The table below lists those stations with more than 50 years of observations for which 1 July 2015 was a record. These data show that record temperatures for July were not confined to London or other major urban centres. The records were, in fact, part of a larger scale pattern of high temperatures extending through Spain, Portugal and France.
|SITE||DATE OF PREV JULY RECORD||PREV RECORD JULY MAX (°C)||1 JULY 2015 MAX (°C)||YEARS OF DATA|
|St James’s Park||5/7/1959||34.4||34.7||52|
How does this compare to past heatwaves?
Temperatures over 36 °C reported at any station in the UK observing network are very rare, with only a handful of notable heatwaves seeing such extremes. The heatwaves of August 1990, August 2003, and July 2006 each saw a number of stations exceed 36 °C, whereas on 1 July 2015 Heathrow was the only station.
The Met Office maintains a list of climate extremes for the UK. It is standard practice to report the highest and lowest temperature every month as part of our routine monitoring of UK weather and climate. It is therefore always noteworthy when one of these records is broken.
While there is no doubt that some previous heatwaves have seen more extreme or more widespread high temperatures overall – particularly in the climatologically warmer period from late July into early August – 1 July 2015 has the honour of holding the highest recorded temperature for a July day with 36.7 °C at Heathrow.

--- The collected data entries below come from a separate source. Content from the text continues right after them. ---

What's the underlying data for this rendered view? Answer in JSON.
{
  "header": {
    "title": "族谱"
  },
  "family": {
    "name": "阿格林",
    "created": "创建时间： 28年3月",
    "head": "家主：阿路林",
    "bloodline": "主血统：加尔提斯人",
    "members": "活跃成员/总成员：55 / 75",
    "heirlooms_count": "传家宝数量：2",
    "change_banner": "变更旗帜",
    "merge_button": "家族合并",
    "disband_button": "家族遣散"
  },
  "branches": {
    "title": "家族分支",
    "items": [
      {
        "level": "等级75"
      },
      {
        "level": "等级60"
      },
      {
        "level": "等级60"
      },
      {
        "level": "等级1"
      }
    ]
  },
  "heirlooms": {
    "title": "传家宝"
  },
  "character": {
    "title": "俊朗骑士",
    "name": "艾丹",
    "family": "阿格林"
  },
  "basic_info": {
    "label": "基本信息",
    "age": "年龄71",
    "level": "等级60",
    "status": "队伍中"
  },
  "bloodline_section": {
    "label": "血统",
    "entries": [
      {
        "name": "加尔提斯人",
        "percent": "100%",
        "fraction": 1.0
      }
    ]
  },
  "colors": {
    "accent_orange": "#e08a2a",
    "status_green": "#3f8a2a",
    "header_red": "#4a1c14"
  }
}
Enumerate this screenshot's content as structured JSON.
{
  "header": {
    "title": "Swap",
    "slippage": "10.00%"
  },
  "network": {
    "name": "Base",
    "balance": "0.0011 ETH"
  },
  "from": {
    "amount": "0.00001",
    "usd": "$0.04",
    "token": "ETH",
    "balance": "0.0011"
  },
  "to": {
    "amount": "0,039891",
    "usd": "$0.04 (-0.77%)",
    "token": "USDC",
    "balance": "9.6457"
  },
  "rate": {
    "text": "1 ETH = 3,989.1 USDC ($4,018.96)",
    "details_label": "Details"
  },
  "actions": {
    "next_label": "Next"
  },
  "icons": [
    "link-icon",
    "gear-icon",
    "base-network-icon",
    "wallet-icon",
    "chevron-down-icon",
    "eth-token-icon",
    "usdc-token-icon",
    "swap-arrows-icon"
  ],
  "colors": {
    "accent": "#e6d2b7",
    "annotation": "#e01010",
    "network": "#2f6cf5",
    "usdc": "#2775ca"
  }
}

How do you ensure the data are reliable?
To ensure consistency, Met Office weather records are only given for stations with standard instruments and exposure. This means that our records would not represent the extremes that may have occurred in places where we do not have standard instruments. This may have been the case on 1 July 2015, where the availability of additional data from amateur observers contributing to Met Office WOW show peak temperatures in the range 35 to 37 °C to the west London.
It is reasonable to ask whether Heathrow, as a major international airport, can provide a reliable climatological record. Are the observations biased by the presence of runways and air traffic?
The instrumentation and station enclosure are managed so that they meet the standards required by the Met Office and set out by the World Meteorological Organization. The site has been operating for 66 years and provides an excellent long observational series for west London.
The first thing we can do is compare the climatological temperatures with a nearby station at Kew Gardens. The average daytime maximum temperatures for the two sites are very close:
|Heathrow||21.04 °C||23.54 °C||23.15 °C|
|Kew||21.02 °C||23.48 °C||23.15 °C|
On 1 July the maximum temperature recorded at Heathrow (36.7 °C) was higher than Kew (35.7 °C). Modern instrumentation means we can look at the temperatures minute-by-minute at the two sites, as shown below. The two locations recorded very similar temperatures through most of the afternoon and the average temperature at the two sites between 12:00 and 18:00 GMT agree to within 0.02 °C. However, there was a peak in temperature at Heathrow between 14:00 and 14:30 GMT that was not seen at Kew Gardens. What could cause such a peak?
There were scattered clouds in the area that afternoon. Both Heathrow and Kew Gardens have instruments measuring solar radiation, shown in the graph below. Both sites recorded a general dip in solar radiation due to clouds from approximately 13:30 to 15:00 GMT which corresponds to a slight cooling at both sites. Heathrow saw a short gap in the clouds shortly after 14:00 GMT which resulted in a similarly short lived peak in temperature, while Kew Gardens remained cloudy. In turn Kew Gardens then saw a brief spell being sunnier than Heathrow just before 15:00 GMT and became warmer than Heathrow for about an hour.